Most of the photosynthetic microorganisms used at the industrial scale have several drawbacks inherent to their nature, slowing down the consolidation and establishment of phototrophic-based industry. Photosynthetic microorganisms usually suffer from lack of robustness and slow growth rates, limiting their suitability as industrial chassis.

Solution #3

Novel robust fast-growing strains

For our project we will use a new cyanobacterial strain: Synechococcus elongatus PCC11801.. As well as other recently discovered fast growing strains, PCC11801 has a set of features that make it ideal for Industrial applications: the ability to grow in a wide range of conditions and high tolerance to harsh environments typically found in industry (robustness), a fast-growing phenotype and similarities with well-studied laboratoratory strains

✔️ Our goal is to establish PCC11801 as an ideal industrial workhorse.

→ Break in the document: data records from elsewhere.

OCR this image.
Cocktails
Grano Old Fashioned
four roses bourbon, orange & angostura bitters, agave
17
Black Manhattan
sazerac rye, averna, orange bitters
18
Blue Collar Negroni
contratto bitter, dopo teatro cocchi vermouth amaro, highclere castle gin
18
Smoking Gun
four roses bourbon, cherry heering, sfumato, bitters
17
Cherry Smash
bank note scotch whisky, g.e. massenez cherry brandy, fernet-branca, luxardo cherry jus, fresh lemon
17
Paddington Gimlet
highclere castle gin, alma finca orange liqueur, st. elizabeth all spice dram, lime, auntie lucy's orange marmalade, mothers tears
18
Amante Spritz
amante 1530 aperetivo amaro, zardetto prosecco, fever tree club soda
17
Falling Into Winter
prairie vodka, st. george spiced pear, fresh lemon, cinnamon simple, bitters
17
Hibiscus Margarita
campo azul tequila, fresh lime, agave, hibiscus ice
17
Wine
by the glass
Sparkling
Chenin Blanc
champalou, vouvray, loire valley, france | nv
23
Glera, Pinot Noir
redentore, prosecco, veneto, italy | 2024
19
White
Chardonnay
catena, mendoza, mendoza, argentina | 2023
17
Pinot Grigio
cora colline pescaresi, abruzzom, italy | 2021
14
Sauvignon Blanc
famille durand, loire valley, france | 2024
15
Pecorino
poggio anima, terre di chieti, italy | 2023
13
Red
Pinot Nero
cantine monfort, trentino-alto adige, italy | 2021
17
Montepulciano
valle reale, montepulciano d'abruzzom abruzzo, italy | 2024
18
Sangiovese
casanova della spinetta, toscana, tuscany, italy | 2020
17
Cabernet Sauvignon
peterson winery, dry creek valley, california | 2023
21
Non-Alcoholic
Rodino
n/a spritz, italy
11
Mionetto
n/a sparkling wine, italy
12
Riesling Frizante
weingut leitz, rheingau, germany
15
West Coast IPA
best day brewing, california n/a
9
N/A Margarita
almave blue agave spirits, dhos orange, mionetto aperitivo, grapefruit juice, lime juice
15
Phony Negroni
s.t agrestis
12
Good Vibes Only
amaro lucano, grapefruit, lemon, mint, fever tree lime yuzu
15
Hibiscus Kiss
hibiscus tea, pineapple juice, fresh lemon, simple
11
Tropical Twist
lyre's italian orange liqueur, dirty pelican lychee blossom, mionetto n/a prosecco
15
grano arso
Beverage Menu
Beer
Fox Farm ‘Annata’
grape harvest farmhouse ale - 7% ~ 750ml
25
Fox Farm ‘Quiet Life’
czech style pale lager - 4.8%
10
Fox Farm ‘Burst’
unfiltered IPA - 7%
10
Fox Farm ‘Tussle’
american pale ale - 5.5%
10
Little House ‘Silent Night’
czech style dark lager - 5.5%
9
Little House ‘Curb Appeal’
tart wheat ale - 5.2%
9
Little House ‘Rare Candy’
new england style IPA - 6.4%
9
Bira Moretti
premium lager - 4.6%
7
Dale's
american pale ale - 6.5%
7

❔ Ok, but doesn’t it have other limitations?

Challenge #4

Large-Scale Cultivation of photosynthetic microorganisms

There are some problems all phototrophic-based industries have to deal with, which are not related with the specific strains they use. Photosynthetic microorganisms precise huge reactor setups since they usually grow at very diluted concentrations. In addition, these cultures are exposed to fungal contaminations, grazing by other wild living entities, and the risk of release when working with genetically modified organisms.

Solution #4

Cyanobacterial Encapsulation

To solve all of these issues we propose CELL ENCAPSULATION. Via physicochemical treatment of the cells we generate biohybrid materials where the cells reside secure from environmental threats like pathogens or grazers. Encapsulated cells require smaller reactors as higher biomass concentrations can be achieved and metabolic performance is enhanced since cell division is limited. Likewise, encapsulation serves as a biocontainment method to prevent release risks

✔️ Via cell encapsulation we aim to develop a true photobiocatalyst suitable for industrial needs.

Taking together these key aspects, our project aims to solve the main problems of the current photosynthetic-based industry, developing a photobiocatalytic manufacturing platform. Starting with n-butanol production as a proof of concept.